For strings, the doc says:

So your first statement converts and stores a UTF-8 string into a UTF-16 WString. The second statements assigns the UTF-16 WString to a String datatype which can handle either UTF-8 or UTF-16. Since the source was UTF-16, the target (in this case) is UTF-16.

At least that is my understanding.

As far as I can tell, WString is broken; I tried it using RS 2012 r1.2, 2.1, and Xojo 2014r2 running on Mac OS 10.9.4.

Thanks for the confirmation. I’ll file a FR.

I don’t think it’s broken. I think it’s working as it was designed. Were you expecting the wstring to be converted to UTF-8 in the second statement? My assumption, which appears to be correct, is that the second statement merely move the UTF-16 string byte-for-byte into the “s” variable. The encoding of the “s’” variable after the assignment is UTF-16 in the debugger. That appears to be correct.

There is no interpretation of the values that I get back that could be interpreted as correct or by design. However, it turns out that a FR is… shall we say, unnecessary at this this.

I made one slight error in my first post and that was that the 2 vars have the “exact” same value. The have the exact same value except the “s” var (String) is not null-terminated like the “w” var (WString). Other than that, the 2 variables are the same. The null-terminator of the wstring was stripped when assigned to the string.

According to the WString documentation, when a String is assigned to a WString variable, the String should be converted to UTF-16 and a terminator added. This is clearly not happening.

When would you ever use code like this? Or is it just an academic exercise?

Why unnecessary ?

Should it not be done ?

It clearly did happen. If you stop the debugger after the string literal is assigned to the wstring, you will see a null terminator added (if you look at its binary representation. The length of the wstring is 17 bytes. The length of the string literal and the “s” var is 16 bytes. What are you looking at?

It should never be necessary.

That is the problem. It should be 18 bytes with 2 zero bytes at the end. One zero is invalid. You’ve just been luck that the next byte in memory is also zero. If it weren’t, you’d get garbage.

Ah, I see now. Thanks Tim.

That said, it is working correctly on Windows 7 64-bit, Xojo 2014r2.1. I get the correct 2-byte terminator.
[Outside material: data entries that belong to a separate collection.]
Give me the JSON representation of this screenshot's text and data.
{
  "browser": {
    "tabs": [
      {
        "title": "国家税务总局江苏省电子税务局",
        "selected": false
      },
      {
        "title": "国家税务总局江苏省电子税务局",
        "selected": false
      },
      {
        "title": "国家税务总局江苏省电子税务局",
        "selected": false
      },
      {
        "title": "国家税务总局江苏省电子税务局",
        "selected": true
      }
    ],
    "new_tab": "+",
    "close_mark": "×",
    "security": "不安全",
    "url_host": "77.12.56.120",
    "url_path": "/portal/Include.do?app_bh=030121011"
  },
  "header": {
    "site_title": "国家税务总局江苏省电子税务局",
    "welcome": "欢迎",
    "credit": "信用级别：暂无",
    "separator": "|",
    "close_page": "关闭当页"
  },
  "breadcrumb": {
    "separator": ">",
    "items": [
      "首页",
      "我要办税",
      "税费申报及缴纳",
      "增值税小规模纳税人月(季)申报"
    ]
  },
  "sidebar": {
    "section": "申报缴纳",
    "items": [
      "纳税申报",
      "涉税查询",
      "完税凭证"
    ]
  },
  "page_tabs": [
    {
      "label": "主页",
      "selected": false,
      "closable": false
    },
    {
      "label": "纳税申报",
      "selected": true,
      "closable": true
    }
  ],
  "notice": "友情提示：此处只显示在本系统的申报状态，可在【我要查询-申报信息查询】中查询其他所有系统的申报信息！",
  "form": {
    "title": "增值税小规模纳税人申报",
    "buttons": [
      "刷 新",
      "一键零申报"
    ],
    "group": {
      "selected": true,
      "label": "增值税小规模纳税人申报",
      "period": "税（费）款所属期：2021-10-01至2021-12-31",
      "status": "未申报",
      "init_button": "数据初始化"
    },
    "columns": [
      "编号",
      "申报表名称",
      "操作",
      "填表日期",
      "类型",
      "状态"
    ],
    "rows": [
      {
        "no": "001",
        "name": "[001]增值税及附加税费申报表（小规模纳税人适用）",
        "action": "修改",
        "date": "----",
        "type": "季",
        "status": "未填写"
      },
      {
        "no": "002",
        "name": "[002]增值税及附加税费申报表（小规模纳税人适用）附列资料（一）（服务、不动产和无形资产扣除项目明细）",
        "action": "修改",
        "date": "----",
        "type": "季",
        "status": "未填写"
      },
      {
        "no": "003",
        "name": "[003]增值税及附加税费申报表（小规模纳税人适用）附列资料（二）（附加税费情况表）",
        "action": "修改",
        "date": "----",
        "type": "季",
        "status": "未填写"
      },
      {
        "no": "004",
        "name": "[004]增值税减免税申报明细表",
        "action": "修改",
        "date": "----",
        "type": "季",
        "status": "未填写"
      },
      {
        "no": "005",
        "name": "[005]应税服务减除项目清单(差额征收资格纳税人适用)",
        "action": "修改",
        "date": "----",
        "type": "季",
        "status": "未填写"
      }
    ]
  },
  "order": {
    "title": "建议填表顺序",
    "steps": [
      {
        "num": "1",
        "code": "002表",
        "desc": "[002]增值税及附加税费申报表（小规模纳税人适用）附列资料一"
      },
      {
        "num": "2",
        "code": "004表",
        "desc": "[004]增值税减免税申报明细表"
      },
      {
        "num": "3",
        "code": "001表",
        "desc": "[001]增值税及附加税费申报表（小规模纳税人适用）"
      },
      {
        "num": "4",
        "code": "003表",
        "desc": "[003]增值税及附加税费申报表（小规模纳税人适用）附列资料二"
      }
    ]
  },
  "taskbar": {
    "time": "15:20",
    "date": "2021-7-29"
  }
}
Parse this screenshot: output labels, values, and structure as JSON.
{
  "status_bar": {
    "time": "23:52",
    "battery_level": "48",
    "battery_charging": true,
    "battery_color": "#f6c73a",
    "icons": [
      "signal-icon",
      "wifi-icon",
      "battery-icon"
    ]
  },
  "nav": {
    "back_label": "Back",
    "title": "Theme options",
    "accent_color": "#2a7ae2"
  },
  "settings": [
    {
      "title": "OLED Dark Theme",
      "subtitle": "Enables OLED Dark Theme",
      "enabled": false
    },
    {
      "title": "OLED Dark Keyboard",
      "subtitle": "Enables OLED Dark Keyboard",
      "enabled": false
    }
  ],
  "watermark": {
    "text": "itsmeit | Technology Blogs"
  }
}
What happens when someone enters Chinese UTF-16 in a textfield ? Does the Text property automatically switch from UTF-8 encoding to UTF-16 ?

This here in RS2012 1.2 gives kind of a strange result :

dim w as WString w = "Hello World" dim s as string = w msgbox w+" "+s+" "+ConvertEncoding(w,encodings.utf8)

Result : HloWrd??? HloWrd??? HloWrd???

I am not surprised by the first two (w and s), but was expecting the last one to be converted.

With Xojo 2014 R2.1 : HloWrd ?? HloWrd ?? HloWrd ??

I even tried GetTextConverter with the same result. So it seems the string get messed up upon the affectation of the string to w.

You actually had me doubting myself for a moment. The length of the string IS 17 bytes. In UTF-16 it takes 2 bytes to make one character. I was taking the length from the debugger. What I said was and is still correct.

It is working correctly in Win 7 rs2012r2.1 and Xojo2014r2.1.

[quote=128434:@Randy Baskin]You actually had me doubting myself for a moment. The length of the string IS 17 bytes. In UTF-16 it takes 2 bytes to make one character. I was taking the length from the debugger. What I said was and is still correct.

It is working correctly in Win 7 rs2012r1.2 and Xojo2014r2.1.[/quote]

Just to be perfectly clear, w.len should not equal 18. It should be 17, as I said. It should be the number of characters in the original literal string (16) + 1 additional null-terminator (0x0000) character. Yes the null-terminator is 2 bytes, but it is only interpreted as one UTF-16 character. S.len is, and should be 16. That is because the null-terminator is stripped when assigning the wstring to the string.

There was no luck needed or involved.

For me academic. But if I (or anyone) needed to call an external function that expected or returned such a value, this would come into play. That’s the conversation that sparked my curiosity.